En lugar de responder, Tim arrastró los pies hasta la silla naranja más cercana y se sentó y apoyó las manos en los reposa-brazos de madera rayada.

Kincaid acercó una silla para sentarse enfrente y volvió a intentarlo.

—¿Te importa que te llame Tim?

Un parpadeo y, tras una larga pausa, dijo:

—Timmy.

—Muy bien, Timmy. —Kincaid maldijo el falso tono cordial de su voz—. Quiero preguntarte por una persona que conociste hace mucho tiempo.

Los ojos de Timmy habían vagado hasta la televisión insonora.

—Timmy —volvió a decir Kincaid, todo lo normal que pudo—. ¿Te acuerdas de Jasmine?

Los ojos oscuros dejaron la televisión y se centraron en Kincaid, luego su rostro se iluminó con una sonrisa y lo transformó.

—¡Claro que me acuerdo de Jasmine!

Pasaron unos segundos antes de que Kincaid cayera en la cuenta de que las preguntas de rigor: «¿Cómo está?», «¿cómo le va?», no iban a tener lugar.

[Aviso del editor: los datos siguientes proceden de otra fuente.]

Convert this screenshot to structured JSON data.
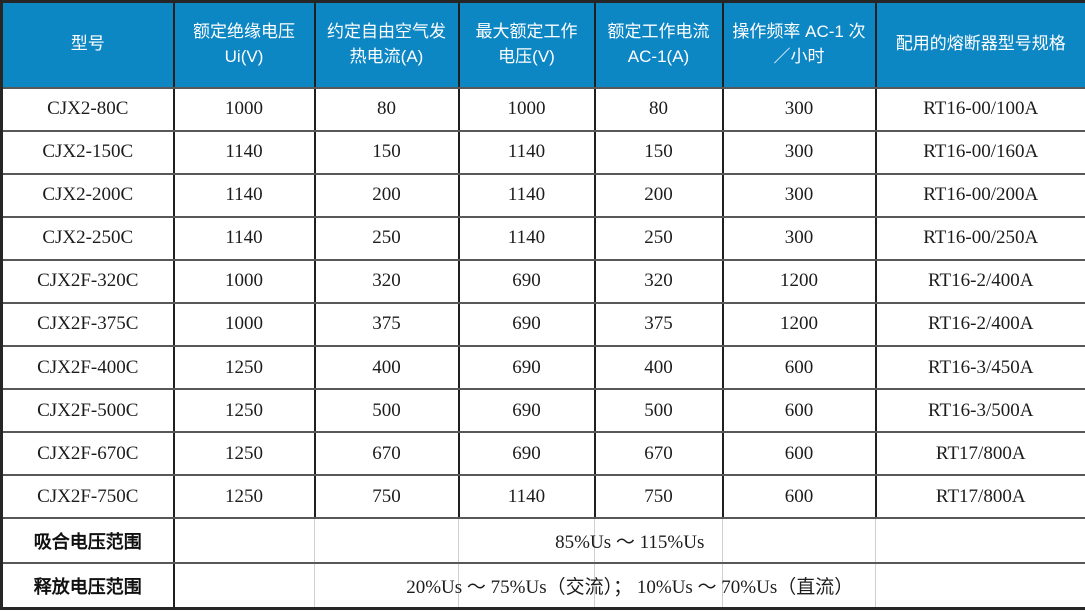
{
  "table": {
    "header_bg": "#0d86c4",
    "header_text_color": "#ffffff",
    "columns": [
      "型号",
      "额定绝缘电压 Ui(V)",
      "约定自由空气发热电流(A)",
      "最大额定工作电压(V)",
      "额定工作电流 AC-1(A)",
      "操作频率 AC-1 次／小时",
      "配用的熔断器型号规格"
    ],
    "rows": [
      [
        "CJX2-80C",
        "1000",
        "80",
        "1000",
        "80",
        "300",
        "RT16-00/100A"
      ],
      [
        "CJX2-150C",
        "1140",
        "150",
        "1140",
        "150",
        "300",
        "RT16-00/160A"
      ],
      [
        "CJX2-200C",
        "1140",
        "200",
        "1140",
        "200",
        "300",
        "RT16-00/200A"
      ],
      [
        "CJX2-250C",
        "1140",
        "250",
        "1140",
        "250",
        "300",
        "RT16-00/250A"
      ],
      [
        "CJX2F-320C",
        "1000",
        "320",
        "690",
        "320",
        "1200",
        "RT16-2/400A"
      ],
      [
        "CJX2F-375C",
        "1000",
        "375",
        "690",
        "375",
        "1200",
        "RT16-2/400A"
      ],
      [
        "CJX2F-400C",
        "1250",
        "400",
        "690",
        "400",
        "600",
        "RT16-3/450A"
      ],
      [
        "CJX2F-500C",
        "1250",
        "500",
        "690",
        "500",
        "600",
        "RT16-3/500A"
      ],
      [
        "CJX2F-670C",
        "1250",
        "670",
        "690",
        "670",
        "600",
        "RT17/800A"
      ],
      [
        "CJX2F-750C",
        "1250",
        "750",
        "1140",
        "750",
        "600",
        "RT17/800A"
      ]
    ],
    "footer": [
      {
        "label": "吸合电压范围",
        "value": "85%Us ～ 115%Us"
      },
      {
        "label": "释放电压范围",
        "value": "20%Us ～ 75%Us（交流）； 10%Us ～ 70%Us（直流）"
      }
    ]
  }
}
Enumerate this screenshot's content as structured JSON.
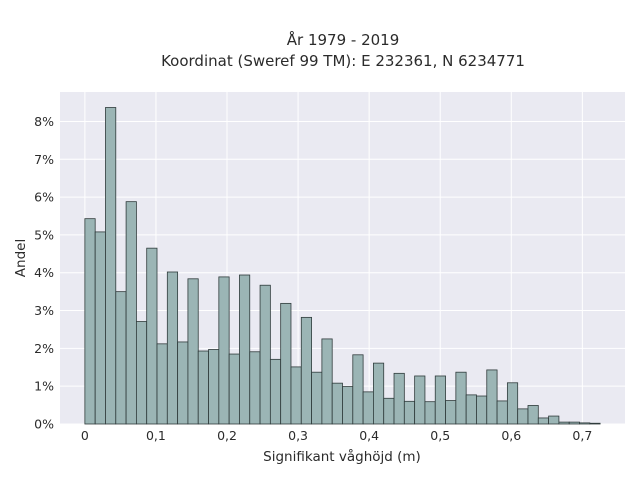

—Erais amigos, ¿verdad? —preguntó mientras lamentaba no tener más conocimientos sobre cómo afectaba el trastorno mental de Tim Franklin sus procesos de pensamiento. ¿Estaría intacta su memoria?

—Somos colegas, Jasmine y yo.

—Salíais juntos por el pueblo, ¿verdad?

Tim asintió y su mirada volvió hacia la televisión.

Kincaid probó una táctica un poco más agresiva.

—Pero tu madre y la tía de Jasmine, May, no querían que fuerais amigos. Querían impedir que estuvierais juntos, ¿verdad?

Tim no reaccionó y Kincaid hizo una mueca de frustración.

—¿Recuerdas cuando Jasmine se marchó, Tim? ¿Eso te entristeció?

Aunque los ojos de Tim permanecieron fijos en la tele, una de las manos que había abandonado en el reposabrazos se crispó convulsivamente. Se puso a murmurar por lo bajo.

—Pelo bonito. Pelo bonito. Pelo bonito.

La mujer de la silla de ruedas gimió. Kincaid se giró sobresaltado. Había olvidado su presencia, como si hubiera sido un mueble. Volvió a gemir más alto y a Kincaid se le erizaron los pelos de la nuca. Aquel sonido contenía un dolor primitivo, más animal que humano.

Tim Franklin se puso a sacudir la cabeza, aunque sus ojos no se apartaron de la televisión. El movimiento adelante y atrás se aceleró, se agitó, y los gemidos de la mujer aumentaron en frecuencia.

Kincaid se puso en pie.

—¡Tim, Timmy!

—No, no, no, no, no —decía Timmy, sin dejar de mover la cabeza y dando puñetazos en los reposabrazos.

Kincaid temió que la situación se le fuera completamente de control, así que corrió a la puerta y llamó por el pasillo.

—¡Enfermera, enfermera!

Su figura uniformada de blanco apareció por el fondo del pasillo, y le sonrió alegremente.

—La cosa se le ha ido un poco de las manos, ¿verdad? Lo primero es acostar a la señora Mason. —Kincaid se apartó para dejarla entrar en la sala mientras continuaba hablando—. Bueno, querida, ahora vamos a echar una siestecita —decía tranquilizadora, mientras se llevaba a la mujer en la silla de ruedas—. A éste nos va a costar horas tranquilizarlo —añadió mientras señalaba a Tim con la cabeza—. No le sacará usted nada.

Kincaid miró hacia atrás cuando la siguió al exterior de la sala. Tim Franklin seguía golpeando y cantando, agitando la cabeza a un ritmo que Kincaid no podía oír.